Closed armed closed 2 months ago

armed commented 2 months ago

Hi, nim noob here.

I've a simple server which makes long running request to a DB which supports cancellation.

  1. Client calls /report?timeout=10 api with a timeout
  2. Server handler makes request to the DB (in a separate thread).
  3. Client cancels the request at any time within timeout.
  4. Server must detect that and cancel DB request.

At the moment server waits until timeout and then prints error Dropped response to disconnected client and db connection is terminated.

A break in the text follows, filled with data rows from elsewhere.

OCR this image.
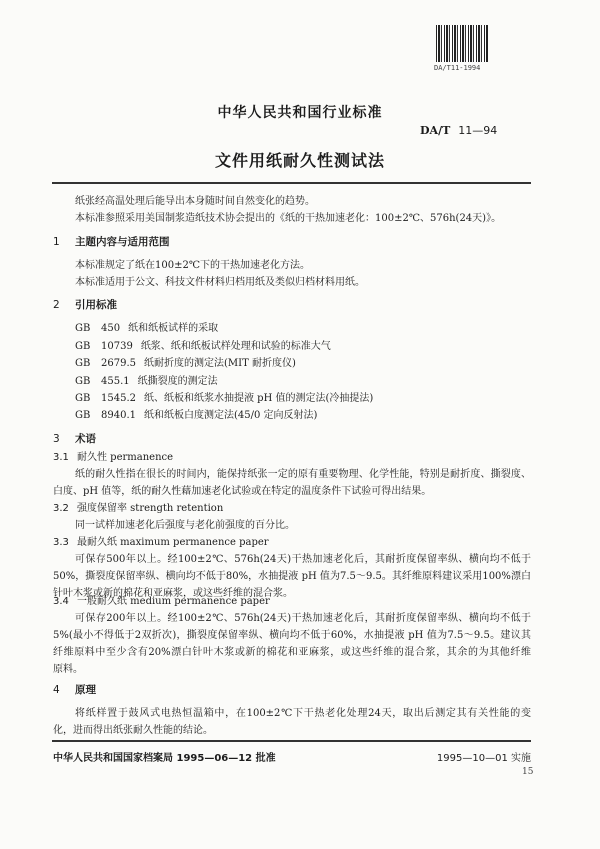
DA/T11-1994
中华人民共和国行业标准
DA/T 11—94
文件用纸耐久性测试法
纸张经高温处理后能导出本身随时间自然变化的趋势。
本标准参照采用美国制浆造纸技术协会提出的《纸的干热加速老化：100±2℃、576h(24天)》。
1 主题内容与适用范围
本标准规定了纸在100±2℃下的干热加速老化方法。
本标准适用于公文、科技文件材料归档用纸及类似归档材料用纸。
2 引用标准
GB 450 纸和纸板试样的采取
GB 10739 纸浆、纸和纸板试样处理和试验的标准大气
GB 2679.5 纸耐折度的测定法(MIT 耐折度仪)
GB 455.1 纸撕裂度的测定法
GB 1545.2 纸、纸板和纸浆水抽提液 pH 值的测定法(冷抽提法)
GB 8940.1 纸和纸板白度测定法(45/0 定向反射法)
3 术语
3.1 耐久性 permanence
纸的耐久性指在很长的时间内，能保持纸张一定的原有重要物理、化学性能，特别是耐折度、撕裂度、
白度、pH 值等，纸的耐久性藉加速老化试验或在特定的温度条件下试验可得出结果。
3.2 强度保留率 strength retention
同一试样加速老化后强度与老化前强度的百分比。
3.3 最耐久纸 maximum permanence paper
可保存500年以上。经100±2℃、576h(24天)干热加速老化后，其耐折度保留率纵、横向均不低于
50%，撕裂度保留率纵、横向均不低于80%，水抽提液 pH 值为7.5～9.5。其纤维原料建议采用100%漂白
针叶木浆或新的棉花和亚麻浆，或这些纤维的混合浆。
3.4 一般耐久纸 medium permanence paper
可保存200年以上。经100±2℃、576h(24天)干热加速老化后，其耐折度保留率纵、横向均不低于
5%(最小不得低于2双折次)，撕裂度保留率纵、横向均不低于60%，水抽提液 pH 值为7.5～9.5。建议其
纤维原料中至少含有20%漂白针叶木浆或新的棉花和亚麻浆，或这些纤维的混合浆，其余的为其他纤维
原料。
4 原理
将纸样置于鼓风式电热恒温箱中，在100±2℃下干热老化处理24天，取出后测定其有关性能的变
化，进而得出纸张耐久性能的结论。
中华人民共和国国家档案局 1995—06—12 批准	1995—10—01 实施
15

I've been using http server in Clojure, it has builtin abort detection mechanism as a part of request body. I'm testing mummy fork with a proc which basically does this check request.clientSocket in server.selector and returns boolean.

# mummy module
proc connectionAlive*(request: Request): bool =
  request.clientSocket in request.server.selector

Maybe there is a better way?

guzba commented 2 months ago

This is pretty difficult question to answer.

It is not safe to look at the server selector as that is not a locked / thread-safe resource to observe from request threads. Disconnects treated as request cancellation is not something Mummy is built to respect or even consider since that is pretty unusual in my opinion.

This is not a scenario I have examples for nor can I easily explain how to accomplish this since I do not know how the request thread blocking on a DB call could get interrupted, etc. Mummy may not be a good option for this way of implementing things.

guzba commented 2 months ago

If you are open to alternative solutions, I suggest looking at the BigQuery HTTP API: https://cloud.google.com/bigquery/docs/reference/rest

You can have a "start query" call, a "cancel" call, and a "poll results" call. This avoids long-lived connection-state-sensitive stuff, and just has simple light-weight API calls.